Lock up your tractors, gardaí warn, as one in four is stolen with key in it
Crime gangs targeting farms are bypassing sophisticated tracking systems
Crowds at the opening day of the National Ploughing Championships in Screggan, Tullamore, Co Offaly. Photograph: Barbara Lindberg.
Organised crime gangs are targeting farm equipment and have figured out ways to bypass sophisticated tracking systems, the Garda has warned.
About €1.4 million worth of goods were stolen from Irish farms over the past 12 months in 1,100 reported incidents. This included 100 incidents of thefts of farm animals worth about €350,000. About half of this was made up of stolen cattle.
The number of incidents involving the theft of cattle and horses increased this year while the number of incidents involving sheep, poultry, dogs and pigs decreased.
Gardaí at the National Ploughing Championships in Screggan, Co Offaly warned that three out of four vans and one out of four tractors are stolen with the key in them. Crime prevention officer for Laois and Offaly, Sgt Graham Kavanagh said organised crime gangs are targeting high- value equipment including tractors worth more than €150,000.

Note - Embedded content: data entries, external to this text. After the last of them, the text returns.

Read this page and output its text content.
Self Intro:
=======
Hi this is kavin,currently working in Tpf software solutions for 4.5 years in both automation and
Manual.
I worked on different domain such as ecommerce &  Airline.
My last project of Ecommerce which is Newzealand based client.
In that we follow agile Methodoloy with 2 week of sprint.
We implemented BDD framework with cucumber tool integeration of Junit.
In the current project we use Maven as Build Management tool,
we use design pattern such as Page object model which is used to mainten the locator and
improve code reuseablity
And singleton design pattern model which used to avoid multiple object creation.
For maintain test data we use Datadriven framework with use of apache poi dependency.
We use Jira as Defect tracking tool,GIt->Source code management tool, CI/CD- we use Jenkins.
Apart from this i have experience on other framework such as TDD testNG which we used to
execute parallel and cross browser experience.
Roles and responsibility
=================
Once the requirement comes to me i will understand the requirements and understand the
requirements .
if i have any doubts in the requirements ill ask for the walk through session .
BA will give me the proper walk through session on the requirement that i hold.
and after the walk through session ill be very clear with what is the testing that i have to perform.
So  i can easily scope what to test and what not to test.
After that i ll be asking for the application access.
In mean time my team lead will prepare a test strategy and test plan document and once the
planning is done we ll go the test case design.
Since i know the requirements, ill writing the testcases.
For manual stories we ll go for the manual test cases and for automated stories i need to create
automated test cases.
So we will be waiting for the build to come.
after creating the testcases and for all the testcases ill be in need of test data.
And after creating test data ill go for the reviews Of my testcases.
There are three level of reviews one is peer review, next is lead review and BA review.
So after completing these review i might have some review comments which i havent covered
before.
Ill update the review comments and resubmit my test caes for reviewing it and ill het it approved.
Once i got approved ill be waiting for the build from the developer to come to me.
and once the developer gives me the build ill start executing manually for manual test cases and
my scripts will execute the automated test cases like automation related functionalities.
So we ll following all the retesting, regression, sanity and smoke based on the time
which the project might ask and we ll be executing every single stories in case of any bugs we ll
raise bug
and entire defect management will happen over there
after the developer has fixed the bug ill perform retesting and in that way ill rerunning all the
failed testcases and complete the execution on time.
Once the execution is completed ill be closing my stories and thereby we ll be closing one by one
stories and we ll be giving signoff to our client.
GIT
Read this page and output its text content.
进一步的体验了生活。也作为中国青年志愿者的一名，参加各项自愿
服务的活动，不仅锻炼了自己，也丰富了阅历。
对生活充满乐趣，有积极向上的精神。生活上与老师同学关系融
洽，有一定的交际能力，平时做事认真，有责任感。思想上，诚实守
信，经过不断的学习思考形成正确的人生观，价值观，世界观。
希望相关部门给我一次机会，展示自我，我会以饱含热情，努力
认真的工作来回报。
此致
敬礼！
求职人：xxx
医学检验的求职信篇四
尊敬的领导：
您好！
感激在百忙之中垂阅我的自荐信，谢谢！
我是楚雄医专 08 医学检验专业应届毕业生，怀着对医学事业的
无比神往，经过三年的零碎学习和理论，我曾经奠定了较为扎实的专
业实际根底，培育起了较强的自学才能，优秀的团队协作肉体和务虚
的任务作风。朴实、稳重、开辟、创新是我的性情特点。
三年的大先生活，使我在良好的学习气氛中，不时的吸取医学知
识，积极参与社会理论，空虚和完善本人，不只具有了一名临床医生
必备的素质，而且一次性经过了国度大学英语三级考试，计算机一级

He said many new tractors are fitted with GPS tracking systems but that some gangs have figured out how to short- circuit these using a car battery. Local criminals are usually responsible for thefts of tools and even silage wrap, he said. “Everything on a farm is of value to someone.”
Sgt Kavanagh advised farmers to remove the keys from their vehicles, lock their gates and hide away expensive equipment such as quad bikes and trailers. They should also ensure farms are well lit to deter thieves.
Farm thefts have fallen by eight per cent in the past 12 months, Sgt Kavanagh said. But he cautioned against complacency.
“The figure could be down because people aren’t reporting it as much. We’re trying to encourage farmers to report every theft and every crime that happens on the farm.”
The average value of stolen property was €300 per incident, a figure which has increased from €250 since 2017.